If you think the creationists are bad in the US, check out Turkey.
Turkey's Bosphorus Bridge, which spans the strait dividing Europe and Asia. ©Dave Bartruff/Corbis
To find the front lines of a culture war in Turkey, walk into a kebab shop in the Uskudar district of Istanbul. Meat sizzles on metal skewers, and Persian carpets adorn the walls. Look closely and you'll find a portrait of Charles Darwin—framed in dripping blood.
This is a "creation museum," the brainchild of Adnan Oktar. He's the 50-year-old founder of Bilim Araştirma Vakfi ("Scientific Research Foundation"), a creationist organization mounting one of the most potent offensives against evolution outside of the United States.
In its latest campaign, BAV has opened more than 80 "museums" in restaurants, malls, and city halls across Turkey, each stocked with fossils, posters, and eager volunteers. Oktar's disciples use tactics cribbed from US organizations like California's Institute for Creation Research, instructing passersby that evolution cannot explain biology's complexity and is against the word of God.
But unlike its western counterparts, Oktar's group claims Darwin is responsible for communism, fascism, and terrorism. Terrorists, according to Oktar, are "social Darwinists hiding under the cloak of religion," while communists, still active in Turkey, are in "bloody alliance" with Darwinism. "Evolution is a communist and fascist belief," offers Tarkan Yavas, BAV's president. "The Muslim community understands that now."
Terrorists, according to Oktar, are "social Darwinists hiding under the cloak of religion," while communists, still active in Turkey, are in "bloody alliance" with Darwinism.

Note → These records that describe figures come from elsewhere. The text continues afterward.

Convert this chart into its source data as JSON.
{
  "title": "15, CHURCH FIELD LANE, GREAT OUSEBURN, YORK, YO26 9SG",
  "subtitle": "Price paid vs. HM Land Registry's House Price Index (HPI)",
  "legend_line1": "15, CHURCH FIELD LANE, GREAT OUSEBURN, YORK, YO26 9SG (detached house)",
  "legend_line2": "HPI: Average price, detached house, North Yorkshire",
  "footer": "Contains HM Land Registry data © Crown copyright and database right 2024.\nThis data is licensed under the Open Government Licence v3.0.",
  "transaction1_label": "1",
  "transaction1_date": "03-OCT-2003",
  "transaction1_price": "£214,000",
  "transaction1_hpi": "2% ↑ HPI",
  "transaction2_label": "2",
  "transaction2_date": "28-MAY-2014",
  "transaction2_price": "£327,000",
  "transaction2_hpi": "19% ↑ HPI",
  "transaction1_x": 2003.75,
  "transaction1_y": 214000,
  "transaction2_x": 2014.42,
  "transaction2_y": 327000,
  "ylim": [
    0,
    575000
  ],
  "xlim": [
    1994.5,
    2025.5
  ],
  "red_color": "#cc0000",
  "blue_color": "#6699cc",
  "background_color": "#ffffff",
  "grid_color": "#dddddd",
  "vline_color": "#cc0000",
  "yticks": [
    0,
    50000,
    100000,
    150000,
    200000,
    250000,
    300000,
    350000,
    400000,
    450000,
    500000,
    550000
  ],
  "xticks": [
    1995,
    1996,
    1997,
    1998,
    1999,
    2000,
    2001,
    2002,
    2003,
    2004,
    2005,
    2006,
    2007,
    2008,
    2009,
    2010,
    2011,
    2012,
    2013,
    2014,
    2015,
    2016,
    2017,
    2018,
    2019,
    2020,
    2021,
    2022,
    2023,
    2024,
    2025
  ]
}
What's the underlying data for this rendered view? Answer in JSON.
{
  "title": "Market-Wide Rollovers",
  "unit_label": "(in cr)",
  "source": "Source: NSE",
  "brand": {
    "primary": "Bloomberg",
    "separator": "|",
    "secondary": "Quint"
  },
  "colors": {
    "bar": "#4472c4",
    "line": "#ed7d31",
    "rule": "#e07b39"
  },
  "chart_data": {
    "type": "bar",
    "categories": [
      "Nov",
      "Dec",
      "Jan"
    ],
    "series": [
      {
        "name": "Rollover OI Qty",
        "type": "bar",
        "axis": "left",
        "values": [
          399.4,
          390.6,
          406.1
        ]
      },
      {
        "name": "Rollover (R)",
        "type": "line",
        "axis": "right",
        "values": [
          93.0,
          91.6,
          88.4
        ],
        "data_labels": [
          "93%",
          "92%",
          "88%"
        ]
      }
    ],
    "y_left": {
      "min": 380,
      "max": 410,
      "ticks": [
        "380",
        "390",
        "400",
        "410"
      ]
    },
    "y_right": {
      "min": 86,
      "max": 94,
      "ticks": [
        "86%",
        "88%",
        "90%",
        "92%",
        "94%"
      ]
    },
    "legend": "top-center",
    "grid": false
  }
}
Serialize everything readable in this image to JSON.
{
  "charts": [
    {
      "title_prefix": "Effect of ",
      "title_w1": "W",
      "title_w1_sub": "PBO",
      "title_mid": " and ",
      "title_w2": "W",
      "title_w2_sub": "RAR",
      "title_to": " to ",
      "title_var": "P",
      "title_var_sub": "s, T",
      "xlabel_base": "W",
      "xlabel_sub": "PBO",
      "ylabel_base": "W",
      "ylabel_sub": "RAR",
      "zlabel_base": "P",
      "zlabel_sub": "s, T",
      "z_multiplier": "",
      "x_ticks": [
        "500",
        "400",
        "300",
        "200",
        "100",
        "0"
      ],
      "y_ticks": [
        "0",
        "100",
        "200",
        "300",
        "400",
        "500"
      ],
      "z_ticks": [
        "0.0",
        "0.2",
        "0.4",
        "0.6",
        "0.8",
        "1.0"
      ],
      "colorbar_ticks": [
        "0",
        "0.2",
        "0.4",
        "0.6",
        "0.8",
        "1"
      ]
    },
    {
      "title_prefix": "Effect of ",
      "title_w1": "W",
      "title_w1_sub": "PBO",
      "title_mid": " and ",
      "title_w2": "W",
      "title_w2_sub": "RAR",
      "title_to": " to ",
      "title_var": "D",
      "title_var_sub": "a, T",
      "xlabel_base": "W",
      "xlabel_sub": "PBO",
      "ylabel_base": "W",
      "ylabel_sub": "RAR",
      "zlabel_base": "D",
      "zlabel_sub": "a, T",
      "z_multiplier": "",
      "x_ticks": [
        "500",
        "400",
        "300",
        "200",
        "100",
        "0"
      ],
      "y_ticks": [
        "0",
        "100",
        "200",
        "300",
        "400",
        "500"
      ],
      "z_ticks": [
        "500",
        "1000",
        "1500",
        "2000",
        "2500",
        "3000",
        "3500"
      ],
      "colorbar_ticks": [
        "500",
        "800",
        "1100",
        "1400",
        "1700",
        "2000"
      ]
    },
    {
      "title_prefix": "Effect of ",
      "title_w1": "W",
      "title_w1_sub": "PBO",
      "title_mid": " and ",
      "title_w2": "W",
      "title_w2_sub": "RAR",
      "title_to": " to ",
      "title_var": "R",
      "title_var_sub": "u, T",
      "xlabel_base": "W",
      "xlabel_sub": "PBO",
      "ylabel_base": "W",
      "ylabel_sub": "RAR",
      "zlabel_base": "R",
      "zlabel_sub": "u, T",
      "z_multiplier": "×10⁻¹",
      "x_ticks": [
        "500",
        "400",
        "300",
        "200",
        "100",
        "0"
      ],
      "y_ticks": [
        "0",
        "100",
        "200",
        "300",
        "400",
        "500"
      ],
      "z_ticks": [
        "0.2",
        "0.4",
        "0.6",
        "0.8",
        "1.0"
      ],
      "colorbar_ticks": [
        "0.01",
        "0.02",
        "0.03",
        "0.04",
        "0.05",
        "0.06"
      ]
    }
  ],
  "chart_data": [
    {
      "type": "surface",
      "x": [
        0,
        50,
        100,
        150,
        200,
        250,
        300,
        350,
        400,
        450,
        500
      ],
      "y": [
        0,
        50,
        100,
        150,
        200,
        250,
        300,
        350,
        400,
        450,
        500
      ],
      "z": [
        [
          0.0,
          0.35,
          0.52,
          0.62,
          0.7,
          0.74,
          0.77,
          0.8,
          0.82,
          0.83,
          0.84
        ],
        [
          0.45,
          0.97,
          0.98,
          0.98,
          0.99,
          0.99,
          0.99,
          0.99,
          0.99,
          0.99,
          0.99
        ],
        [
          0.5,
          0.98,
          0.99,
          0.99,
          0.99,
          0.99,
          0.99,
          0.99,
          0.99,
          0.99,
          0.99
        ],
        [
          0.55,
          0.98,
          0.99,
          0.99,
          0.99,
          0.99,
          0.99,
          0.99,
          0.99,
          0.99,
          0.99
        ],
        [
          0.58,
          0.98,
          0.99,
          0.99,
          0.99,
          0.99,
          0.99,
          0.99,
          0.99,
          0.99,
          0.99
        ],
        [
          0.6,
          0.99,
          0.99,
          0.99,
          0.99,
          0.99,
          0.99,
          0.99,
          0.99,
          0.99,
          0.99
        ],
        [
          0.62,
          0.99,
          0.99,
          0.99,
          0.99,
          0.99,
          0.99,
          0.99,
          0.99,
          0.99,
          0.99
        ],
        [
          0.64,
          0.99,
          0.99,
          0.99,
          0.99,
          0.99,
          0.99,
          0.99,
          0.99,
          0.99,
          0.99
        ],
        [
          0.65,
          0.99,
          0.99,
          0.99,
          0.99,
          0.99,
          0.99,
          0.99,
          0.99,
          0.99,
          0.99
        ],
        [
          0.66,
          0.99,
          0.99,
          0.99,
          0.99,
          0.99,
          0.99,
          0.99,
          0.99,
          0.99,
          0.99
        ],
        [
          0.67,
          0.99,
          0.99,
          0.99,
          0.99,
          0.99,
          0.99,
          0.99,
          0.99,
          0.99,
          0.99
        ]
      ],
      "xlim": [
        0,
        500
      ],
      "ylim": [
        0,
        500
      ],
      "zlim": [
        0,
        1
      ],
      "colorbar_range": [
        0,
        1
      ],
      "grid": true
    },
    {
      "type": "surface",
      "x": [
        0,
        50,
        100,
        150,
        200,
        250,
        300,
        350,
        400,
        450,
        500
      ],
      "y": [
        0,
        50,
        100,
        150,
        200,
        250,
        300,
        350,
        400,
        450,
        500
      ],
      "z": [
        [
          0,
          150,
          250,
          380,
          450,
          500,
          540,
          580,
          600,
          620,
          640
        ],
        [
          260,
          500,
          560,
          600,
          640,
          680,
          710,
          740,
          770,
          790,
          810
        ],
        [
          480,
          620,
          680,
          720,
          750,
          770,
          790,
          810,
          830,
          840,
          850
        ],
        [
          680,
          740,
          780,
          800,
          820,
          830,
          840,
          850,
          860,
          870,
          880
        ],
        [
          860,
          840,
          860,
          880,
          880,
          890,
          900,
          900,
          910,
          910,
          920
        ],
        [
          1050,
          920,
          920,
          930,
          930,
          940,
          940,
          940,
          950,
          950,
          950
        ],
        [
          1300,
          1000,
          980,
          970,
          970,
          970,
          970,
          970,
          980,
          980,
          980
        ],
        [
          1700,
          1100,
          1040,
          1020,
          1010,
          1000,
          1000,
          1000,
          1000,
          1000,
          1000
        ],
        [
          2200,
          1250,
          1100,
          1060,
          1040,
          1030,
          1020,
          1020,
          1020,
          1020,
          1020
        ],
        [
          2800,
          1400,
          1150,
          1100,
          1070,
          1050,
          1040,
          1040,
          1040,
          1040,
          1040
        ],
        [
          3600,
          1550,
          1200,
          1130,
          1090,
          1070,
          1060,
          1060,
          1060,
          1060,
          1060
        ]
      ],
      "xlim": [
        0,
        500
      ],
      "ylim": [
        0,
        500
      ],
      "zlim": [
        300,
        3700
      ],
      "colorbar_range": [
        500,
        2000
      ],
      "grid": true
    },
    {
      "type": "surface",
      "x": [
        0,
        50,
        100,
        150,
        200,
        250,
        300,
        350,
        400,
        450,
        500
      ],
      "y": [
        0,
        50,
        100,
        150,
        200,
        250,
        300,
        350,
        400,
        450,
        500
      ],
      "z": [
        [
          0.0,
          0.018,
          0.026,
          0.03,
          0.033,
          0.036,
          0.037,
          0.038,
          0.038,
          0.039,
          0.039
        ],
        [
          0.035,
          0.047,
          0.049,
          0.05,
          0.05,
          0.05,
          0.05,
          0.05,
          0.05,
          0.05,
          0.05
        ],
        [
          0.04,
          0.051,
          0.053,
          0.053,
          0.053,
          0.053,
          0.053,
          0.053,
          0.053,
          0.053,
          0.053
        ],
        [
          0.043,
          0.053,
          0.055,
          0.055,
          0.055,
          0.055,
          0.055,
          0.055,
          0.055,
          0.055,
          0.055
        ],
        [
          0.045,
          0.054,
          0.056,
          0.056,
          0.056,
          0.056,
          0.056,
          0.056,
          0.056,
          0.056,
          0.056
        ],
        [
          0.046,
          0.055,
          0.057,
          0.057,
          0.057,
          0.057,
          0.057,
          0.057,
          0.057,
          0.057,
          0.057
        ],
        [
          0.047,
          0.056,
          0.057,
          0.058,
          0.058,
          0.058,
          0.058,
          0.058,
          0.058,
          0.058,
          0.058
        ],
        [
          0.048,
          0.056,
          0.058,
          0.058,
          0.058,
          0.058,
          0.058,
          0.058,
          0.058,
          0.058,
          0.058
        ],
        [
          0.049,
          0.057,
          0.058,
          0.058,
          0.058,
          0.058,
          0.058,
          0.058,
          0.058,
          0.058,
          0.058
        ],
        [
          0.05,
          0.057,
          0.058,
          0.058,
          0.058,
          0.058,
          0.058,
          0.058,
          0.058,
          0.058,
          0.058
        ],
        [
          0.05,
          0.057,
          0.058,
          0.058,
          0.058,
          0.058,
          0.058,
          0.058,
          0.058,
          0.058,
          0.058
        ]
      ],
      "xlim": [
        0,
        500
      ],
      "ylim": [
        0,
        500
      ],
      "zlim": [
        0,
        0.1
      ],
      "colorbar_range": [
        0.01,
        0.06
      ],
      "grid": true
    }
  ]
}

Turkey is among the most Western of Muslim nations. It teaches evolution in its schools, but, even so, appears to be losing the science education battle. In 1985 the minister of education mandated that creationism be included in science textbooks. By the late 1990s, the BAV was attacking scientists who opposed a creationist curriculum via slander and death threats. The cumulative damage to science has been significant. Ümit Sayin, a neurologist at Istanbul University and outspoken critic of Turkish creationism, estimates that the number of university-educated Turks who understand evolution has dropped to 20 percent from 40 percent over the past 15 years.
BAV, founded in 1990, grew from the Turkish fringe into a global media empire. Oktar claims to have 4.5 million followers worldwide, who read his hundreds of books and essays and have seen the dozens of television documentaries that BAV produces and provides free of charge to Turkish TV stations. BAV's Web sites offer downloadable PowerPoint presentations and questions to challenge science teachers. The foundation organizes anti-evolution conferences and petitions and runs a telemarketing scheme to sell books by Harun Yahya (Oktar's pen name), which are available globally in 29 languages. Only Oktar and his lieutenants seem to know where the money for all these initiatives comes from, and they're not telling.
Critics denounce Oktar as a charlatan, citing his lack of science education and suspicious productivity. "Harun Yahya is not a person, but a brand that's cornered the market," says Taner Edis, a Turkish physicist at Truman State University in Kirksville, MO. Recently, Edis was asked to contribute to an Israeli professor's compilation of essays on religion and evolution. So was Oktar.
In August, Science published an analysis of global public attitudes toward evolution showing that, out of 34 sample countries, the US and Turkey had the lowest acceptance of Darwin's theories. While their cultures may be at war in other realms, the enemies of science in both the Middle East and Middle America are finding common ground: Last year, in a continuation of the collaboration between BAV and anti-evolutionists in the US, a BAV spokesman flew to Kansas to testify in support of intelligent design in the state's school-board hearings.